Los inversores extranjeros poseen en torno al 30% de la deuda pública estadounidense. A cierre de febrero, según los datos del Tesoro de EE UU, Japón se mantiene como principal tenedor, con 1,24 billones de dólares; seguido de Reino Unido, con 897.300 millones, y China, con 693.300. A gran distancia aparece Arabia Saudí, con 160.400 millones de dólares en bonos de EE UU. Los analistas coinciden en que una venta por parte de Japón sí tendría un impacto significativo en el mercado financiero global. “El aumento de los rendimientos de los bonos japoneses, combinado con cualquier fortalecimiento significativo del yen frente al dólar estadounidense, podría llevar a los inversores japoneses a reasignar capital de los bonos del Tesoro de EEUU hacia los bonos soberanos de Japón y otros activos de renta fija en Japón”, señala la firma de inversiones Lazard.

Los fondos soberanos de Emiratos Árabes Unidos, Kuwait y Arabia Saudí están entre los cinco mayores del mundo, solo por detrás de los fondos de Noruega y China. El saudí —Public Investment Fund (PIF)—, confirmó recientemente su estrategia de inversión en Europa pero advirtió de que, si el conflicto bélico se prolonga, deberá reevaluar ciertos aspectos de su enfoque inversor.
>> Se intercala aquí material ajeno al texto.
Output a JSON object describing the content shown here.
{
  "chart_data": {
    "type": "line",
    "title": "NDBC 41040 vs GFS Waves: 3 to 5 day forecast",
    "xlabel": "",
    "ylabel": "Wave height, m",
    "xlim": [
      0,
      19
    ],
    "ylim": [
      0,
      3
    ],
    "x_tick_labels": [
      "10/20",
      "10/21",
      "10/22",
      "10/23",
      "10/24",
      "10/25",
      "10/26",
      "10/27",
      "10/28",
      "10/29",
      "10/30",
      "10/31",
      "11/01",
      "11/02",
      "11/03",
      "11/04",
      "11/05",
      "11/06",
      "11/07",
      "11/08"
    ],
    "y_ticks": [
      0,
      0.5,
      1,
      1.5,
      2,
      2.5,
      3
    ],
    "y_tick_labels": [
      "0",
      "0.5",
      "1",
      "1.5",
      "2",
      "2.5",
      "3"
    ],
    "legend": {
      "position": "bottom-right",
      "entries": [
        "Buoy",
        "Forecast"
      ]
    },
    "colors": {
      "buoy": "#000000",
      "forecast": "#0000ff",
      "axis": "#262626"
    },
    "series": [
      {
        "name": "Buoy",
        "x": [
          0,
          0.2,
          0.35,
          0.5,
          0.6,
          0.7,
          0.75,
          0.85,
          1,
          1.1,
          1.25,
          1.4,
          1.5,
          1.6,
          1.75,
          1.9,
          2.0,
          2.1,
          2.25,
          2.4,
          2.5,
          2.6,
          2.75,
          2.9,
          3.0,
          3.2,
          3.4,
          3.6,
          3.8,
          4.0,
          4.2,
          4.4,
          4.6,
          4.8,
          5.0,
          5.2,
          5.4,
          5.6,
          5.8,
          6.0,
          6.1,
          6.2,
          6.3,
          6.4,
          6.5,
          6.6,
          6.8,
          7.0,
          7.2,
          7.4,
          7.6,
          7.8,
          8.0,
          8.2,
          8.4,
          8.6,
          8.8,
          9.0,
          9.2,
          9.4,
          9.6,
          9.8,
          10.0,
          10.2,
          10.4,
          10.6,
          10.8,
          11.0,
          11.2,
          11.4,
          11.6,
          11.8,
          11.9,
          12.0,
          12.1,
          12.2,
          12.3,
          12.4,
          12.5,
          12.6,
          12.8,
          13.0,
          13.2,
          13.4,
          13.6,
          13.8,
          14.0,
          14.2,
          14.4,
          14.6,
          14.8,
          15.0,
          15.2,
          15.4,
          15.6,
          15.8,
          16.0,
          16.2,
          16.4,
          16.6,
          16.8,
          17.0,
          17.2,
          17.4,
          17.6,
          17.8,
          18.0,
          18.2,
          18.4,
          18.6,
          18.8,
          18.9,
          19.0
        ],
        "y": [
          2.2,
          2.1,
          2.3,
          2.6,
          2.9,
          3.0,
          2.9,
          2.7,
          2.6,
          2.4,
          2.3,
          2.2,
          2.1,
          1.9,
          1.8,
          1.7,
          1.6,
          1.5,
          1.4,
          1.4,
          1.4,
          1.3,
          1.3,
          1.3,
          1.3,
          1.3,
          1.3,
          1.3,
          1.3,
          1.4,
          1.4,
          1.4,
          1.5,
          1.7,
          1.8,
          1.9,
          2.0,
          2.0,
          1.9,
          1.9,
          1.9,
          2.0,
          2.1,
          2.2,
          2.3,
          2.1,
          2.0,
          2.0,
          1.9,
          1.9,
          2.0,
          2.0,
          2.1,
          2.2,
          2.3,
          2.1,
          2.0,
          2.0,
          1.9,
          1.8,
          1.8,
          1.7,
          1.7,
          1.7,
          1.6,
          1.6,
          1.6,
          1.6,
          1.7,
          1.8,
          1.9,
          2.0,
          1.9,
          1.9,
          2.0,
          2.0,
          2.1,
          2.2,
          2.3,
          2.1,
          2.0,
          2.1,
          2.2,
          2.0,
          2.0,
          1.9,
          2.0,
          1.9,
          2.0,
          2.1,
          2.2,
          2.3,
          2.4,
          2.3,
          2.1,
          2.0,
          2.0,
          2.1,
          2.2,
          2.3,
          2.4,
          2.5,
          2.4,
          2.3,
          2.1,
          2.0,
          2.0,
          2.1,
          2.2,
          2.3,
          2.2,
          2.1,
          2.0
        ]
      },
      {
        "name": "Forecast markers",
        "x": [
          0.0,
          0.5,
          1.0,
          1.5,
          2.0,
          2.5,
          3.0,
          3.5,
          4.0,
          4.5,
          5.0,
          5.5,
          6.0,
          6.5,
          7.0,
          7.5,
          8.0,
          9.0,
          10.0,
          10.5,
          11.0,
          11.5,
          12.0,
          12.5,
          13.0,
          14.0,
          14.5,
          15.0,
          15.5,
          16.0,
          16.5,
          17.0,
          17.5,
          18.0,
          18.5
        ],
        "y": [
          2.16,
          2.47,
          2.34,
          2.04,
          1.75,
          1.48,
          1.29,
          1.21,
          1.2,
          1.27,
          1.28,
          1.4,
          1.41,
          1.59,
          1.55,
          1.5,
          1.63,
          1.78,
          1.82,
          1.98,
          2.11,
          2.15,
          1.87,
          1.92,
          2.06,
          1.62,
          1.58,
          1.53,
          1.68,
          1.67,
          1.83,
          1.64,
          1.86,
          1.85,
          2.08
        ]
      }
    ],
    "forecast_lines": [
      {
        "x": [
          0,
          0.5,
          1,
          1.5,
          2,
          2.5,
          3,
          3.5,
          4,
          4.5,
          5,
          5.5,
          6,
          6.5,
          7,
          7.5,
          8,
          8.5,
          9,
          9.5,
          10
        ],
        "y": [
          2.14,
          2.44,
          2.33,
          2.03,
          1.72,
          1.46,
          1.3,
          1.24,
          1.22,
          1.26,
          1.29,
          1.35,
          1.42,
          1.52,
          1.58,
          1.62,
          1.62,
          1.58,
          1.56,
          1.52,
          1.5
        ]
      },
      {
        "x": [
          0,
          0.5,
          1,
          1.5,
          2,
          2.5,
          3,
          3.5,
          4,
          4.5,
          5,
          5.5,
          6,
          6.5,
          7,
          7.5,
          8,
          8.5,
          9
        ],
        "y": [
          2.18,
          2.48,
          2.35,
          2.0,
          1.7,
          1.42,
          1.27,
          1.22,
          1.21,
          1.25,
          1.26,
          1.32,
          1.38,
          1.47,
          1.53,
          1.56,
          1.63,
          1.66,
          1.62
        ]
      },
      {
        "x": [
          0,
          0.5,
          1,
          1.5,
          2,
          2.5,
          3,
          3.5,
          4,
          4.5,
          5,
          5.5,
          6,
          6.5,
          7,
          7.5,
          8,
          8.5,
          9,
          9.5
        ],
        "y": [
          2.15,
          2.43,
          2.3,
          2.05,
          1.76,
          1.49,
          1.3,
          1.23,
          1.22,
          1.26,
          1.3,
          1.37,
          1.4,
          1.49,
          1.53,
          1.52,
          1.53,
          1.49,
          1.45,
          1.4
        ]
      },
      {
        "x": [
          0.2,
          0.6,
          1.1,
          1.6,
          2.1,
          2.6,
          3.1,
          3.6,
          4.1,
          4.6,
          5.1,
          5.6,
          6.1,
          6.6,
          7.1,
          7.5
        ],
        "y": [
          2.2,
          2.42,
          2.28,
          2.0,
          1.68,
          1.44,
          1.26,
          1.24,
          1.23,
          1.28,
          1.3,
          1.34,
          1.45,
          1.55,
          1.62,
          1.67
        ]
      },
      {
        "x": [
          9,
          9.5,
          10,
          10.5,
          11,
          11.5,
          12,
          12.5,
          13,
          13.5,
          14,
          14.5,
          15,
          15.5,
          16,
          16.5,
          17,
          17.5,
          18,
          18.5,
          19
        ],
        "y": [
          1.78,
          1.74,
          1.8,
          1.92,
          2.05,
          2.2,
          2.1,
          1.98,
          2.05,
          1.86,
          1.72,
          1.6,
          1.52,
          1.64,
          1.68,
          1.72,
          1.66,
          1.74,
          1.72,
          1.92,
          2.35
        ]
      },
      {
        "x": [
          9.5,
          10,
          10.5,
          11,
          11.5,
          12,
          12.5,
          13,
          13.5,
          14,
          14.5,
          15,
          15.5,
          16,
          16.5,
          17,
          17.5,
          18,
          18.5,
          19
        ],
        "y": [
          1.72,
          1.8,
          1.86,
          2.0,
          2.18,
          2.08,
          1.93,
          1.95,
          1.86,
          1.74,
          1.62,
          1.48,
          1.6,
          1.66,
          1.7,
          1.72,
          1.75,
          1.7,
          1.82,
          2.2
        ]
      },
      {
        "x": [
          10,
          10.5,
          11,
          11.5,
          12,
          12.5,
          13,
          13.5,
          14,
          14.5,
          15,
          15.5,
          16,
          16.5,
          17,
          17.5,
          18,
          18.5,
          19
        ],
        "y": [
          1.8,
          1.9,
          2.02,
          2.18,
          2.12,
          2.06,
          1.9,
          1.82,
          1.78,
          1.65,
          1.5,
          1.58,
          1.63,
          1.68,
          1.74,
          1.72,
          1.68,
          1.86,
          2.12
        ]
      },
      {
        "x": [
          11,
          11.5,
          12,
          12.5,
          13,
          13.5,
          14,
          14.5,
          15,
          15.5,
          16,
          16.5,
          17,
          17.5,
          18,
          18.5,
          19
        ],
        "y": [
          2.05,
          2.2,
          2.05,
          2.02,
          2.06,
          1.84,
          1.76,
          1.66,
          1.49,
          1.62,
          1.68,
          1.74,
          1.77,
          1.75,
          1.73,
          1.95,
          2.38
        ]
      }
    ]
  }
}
La venta de activos estadounidenses sería una opción para los países del Golfo, aunque con un grave efecto secundario por el que, según Arnal, tampoco les interesaría hacerlo. “Sus monedas están ancladas al dólar, su comercio exterior se factura mayoritariamente en dólares y sus fondos soberanos tienen el grueso de sus carteras en activos dolarizados. Una caída brusca del dólar erosionaría el valor de su propia riqueza acumulada”, explica. “Son economías muy estresadas y que tienen que aguantar su tipo de cambio con el dólar”, puntualiza Víctor Burguete, investigador sénior en el área de Geopolítica Global y Seguridad de CIDOB (Barcelona Centre for International Affairs).

Mientras se extiende la duración del conflicto, las previsiones económicas para los países del Golfo son sombrías, aunque haya también importantes diferencias. Goldman Sachs calcula una contracción del PIB de Omán de apenas el 1% en un escenario de guerra prolongada, en contraste con su estimación para el PIB de Qatar y Kuwait, que podría desplomarse el 14%. “Arabia Saudí está moderadamente expuesta, con una contracción potencial del PIB de algo más del 3 %, mientras que los Emiratos Árabes Unidos podrían registrar una caída de alrededor del 5 % en 2026″, añade. De hecho, estos países están explotando el uso de sus oleoductos para dar salida a buena parte de su producción de petróleo a través del mar Rojo y la costa de Omán, como alternativa al paso por Ormuz.